## Project-Team : modbio

## Section: New Results

**Keywords: ***locally coherent discourse*.

## Computing locally coherent discourses (ATIPE)

**Participant:**Ernst Althaus.

One central problem in discourse generation and summarisation is to
structure the discourse in a way that maximises
*coherence*. Coherence is the property of a good human-authored
text that makes it easier to read and understand than a
randomly-ordered collection of sentences.
Several papers in the recent literature
have focused on defining *local* coherence, which evaluates the
quality of sentence-to-sentence transitions. Measures of
local coherence specify which *ordering* of the sentences makes
for the most coherent discourse, and can be based e.g. on Centering
Theory or on statistical models.
While formal models of local coherence have made substantial
progress over the past few years, the question of how to efficiently
*compute* an ordering of the sentences in a discourse that
maximises local coherence is still largely unsolved.

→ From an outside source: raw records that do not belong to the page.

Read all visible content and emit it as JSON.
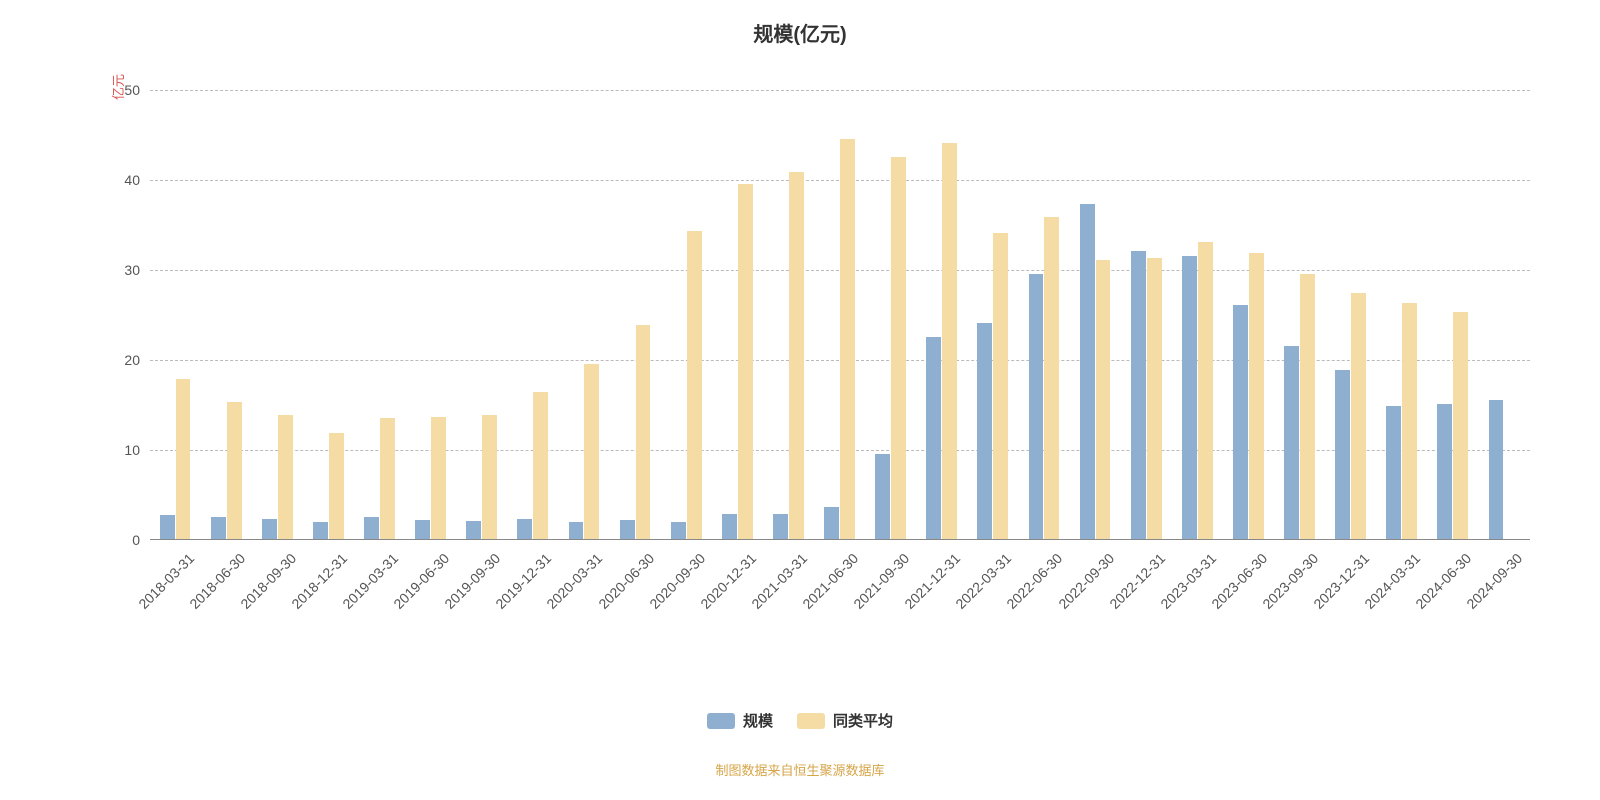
{
  "chart": {
    "type": "bar",
    "title": "规模(亿元)",
    "title_fontsize": 20,
    "ylabel": "亿元",
    "ylabel_color": "#d9534f",
    "background_color": "#ffffff",
    "grid_color": "#bbbbbb",
    "grid_dash": true,
    "axis_color": "#888888",
    "tick_fontsize": 14,
    "ylim": [
      0,
      50
    ],
    "ytick_step": 10,
    "categories": [
      "2018-03-31",
      "2018-06-30",
      "2018-09-30",
      "2018-12-31",
      "2019-03-31",
      "2019-06-30",
      "2019-09-30",
      "2019-12-31",
      "2020-03-31",
      "2020-06-30",
      "2020-09-30",
      "2020-12-31",
      "2021-03-31",
      "2021-06-30",
      "2021-09-30",
      "2021-12-31",
      "2022-03-31",
      "2022-06-30",
      "2022-09-30",
      "2022-12-31",
      "2023-03-31",
      "2023-06-30",
      "2023-09-30",
      "2023-12-31",
      "2024-03-31",
      "2024-06-30",
      "2024-09-30"
    ],
    "xtick_rotation": -45,
    "series": [
      {
        "name": "规模",
        "color": "#8fafd1",
        "values": [
          2.7,
          2.5,
          2.2,
          1.9,
          2.4,
          2.1,
          2.0,
          2.2,
          1.9,
          2.1,
          1.9,
          2.8,
          2.8,
          3.6,
          9.5,
          22.5,
          24.0,
          29.5,
          37.2,
          32.0,
          31.5,
          26.0,
          21.5,
          18.8,
          14.8,
          15.0,
          15.5
        ]
      },
      {
        "name": "同类平均",
        "color": "#f4dca4",
        "values": [
          17.8,
          15.2,
          13.8,
          11.8,
          13.4,
          13.6,
          13.8,
          16.3,
          19.5,
          23.8,
          34.2,
          39.5,
          40.8,
          44.5,
          42.5,
          44.0,
          34.0,
          35.8,
          31.0,
          31.2,
          33.0,
          31.8,
          29.5,
          27.3,
          26.2,
          25.2,
          0
        ]
      }
    ],
    "bar_group_width_ratio": 0.62
  },
  "legend": {
    "items": [
      {
        "label": "规模",
        "color": "#8fafd1"
      },
      {
        "label": "同类平均",
        "color": "#f4dca4"
      }
    ]
  },
  "footer": "制图数据来自恒生聚源数据库",
  "footer_color": "#d6a548"
}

In [16], we present the first algorithm that computes optimal locally coherent discourses, and establishes the complexity of the discourse ordering problem. We first prove that the discourse ordering problem for local coherence measures is equivalent to the Travelling Salesman Problem (TSP). This result implies that the problem is not approximable. Despite this negative result, we show that by applying modern algorithms for TSP, the discourse ordering problem can be solved efficiently enough for practical applications. We define a branch-and-cut algorithm based on linear programming, and evaluate it on discourse ordering problems based on the GNOME corpus and the BLLIP corpus. If the local coherence measure depends only on the adjacent pairs of sentences in the discourse, we can order discourses of up to 50 sentences in under a second. If it is allowed to depend on the left-hand context of the sentence pair, computation is often still efficient, but can become expensive.